The ministry’s scrambled to find families, placing ads for children as if they were stray puppies or kittens. The ad for eight-year-old Skye is in Charlesworth’s report.
In that ad, “Selina” is described as “sweet, warm and playful” and “a great little helper.”
But Charlesworth uses Skye’s story as evidence that the search for “forever families” hasn’t worked.
Now, emphasizing her reliance on Indigenous leaders for input, she recommends the ministry focus on fostering children’s sense of identity and their sense of “belonging” to families, place, culture and community.
A “systemic needs analysis of cultural and family support resources required” and “immediate and substantive new resources” for implementation should done by no later than April 1, 2022.
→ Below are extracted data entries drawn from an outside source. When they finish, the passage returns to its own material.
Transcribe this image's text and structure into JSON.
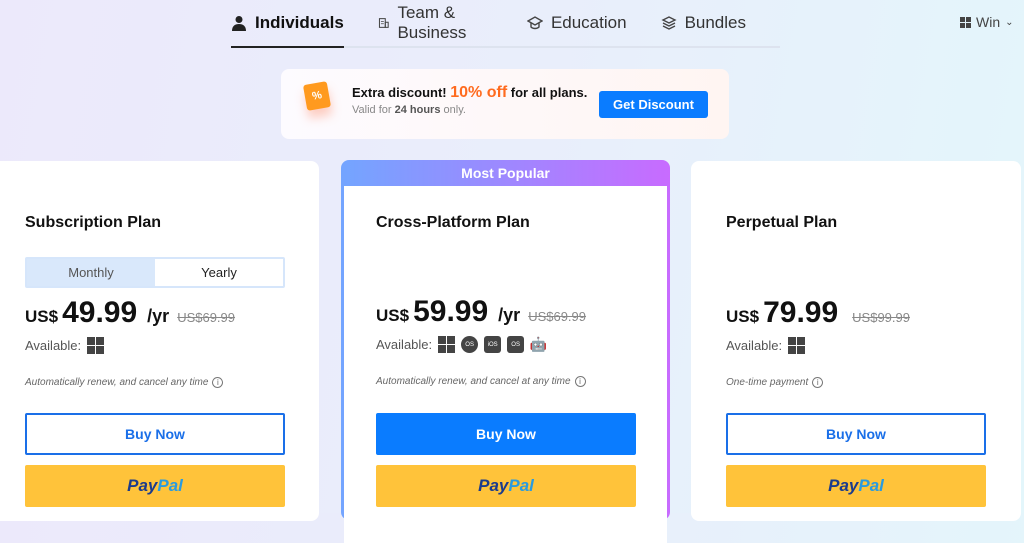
{
  "tabs": [
    {
      "label": "Individuals",
      "icon": "person-icon",
      "active": true
    },
    {
      "label": "Team & Business",
      "icon": "building-icon"
    },
    {
      "label": "Education",
      "icon": "graduation-cap-icon"
    },
    {
      "label": "Bundles",
      "icon": "layers-icon"
    }
  ],
  "os_selector": {
    "label": "Win",
    "icon": "windows-icon"
  },
  "promo": {
    "tag": "%",
    "text_prefix": "Extra discount!",
    "highlight": "10% off",
    "text_suffix": "for all plans.",
    "valid_prefix": "Valid for",
    "valid_bold": "24 hours",
    "valid_suffix": "only.",
    "button": "Get Discount"
  },
  "plans": [
    {
      "title": "Subscription Plan",
      "toggle": [
        "Monthly",
        "Yearly"
      ],
      "currency": "US$",
      "price": "49.99",
      "period": "/yr",
      "old_price": "US$69.99",
      "available_label": "Available:",
      "note": "Automatically renew, and cancel any time",
      "buy": "Buy Now",
      "paypal": [
        "Pay",
        "Pal"
      ]
    },
    {
      "badge": "Most Popular",
      "title": "Cross-Platform Plan",
      "currency": "US$",
      "price": "59.99",
      "period": "/yr",
      "old_price": "US$69.99",
      "available_label": "Available:",
      "platforms": [
        "Windows",
        "macOS",
        "iOS",
        "iPadOS",
        "Android"
      ],
      "note": "Automatically renew, and cancel at any time",
      "buy": "Buy Now",
      "paypal": [
        "Pay",
        "Pal"
      ]
    },
    {
      "title": "Perpetual Plan",
      "currency": "US$",
      "price": "79.99",
      "old_price": "US$99.99",
      "available_label": "Available:",
      "note": "One-time payment",
      "buy": "Buy Now",
      "paypal": [
        "Pay",
        "Pal"
      ]
    }
  ],
  "colors": {
    "primary": "#0a7cff",
    "paypal": "#ffc33a",
    "promo_highlight": "#ff6b1f"
  }
}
On the list for consideration are: cultural training for social workers; hiring family finders; money for children to travel to their home communities for significant family or milestone ceremonies at least twice a year; and, financial support for family member visits.
In the “best interests of the child” — a phrase that pervades every action including the historically worst ones — Charlesworth wants the ministry’s policies, standards and practices aligned with national standards enacted in January 2020 regarding “permanency planning” for Indigenous children in care.
Is it enough? Likely not. Will it solve all the problems? No because improving Indigenous children’s lives goes far beyond the child protection system.
Indigenous children will only thrive once Indigenous families and communities are lifted out of the cycle of poverty, despair, distress and addiction.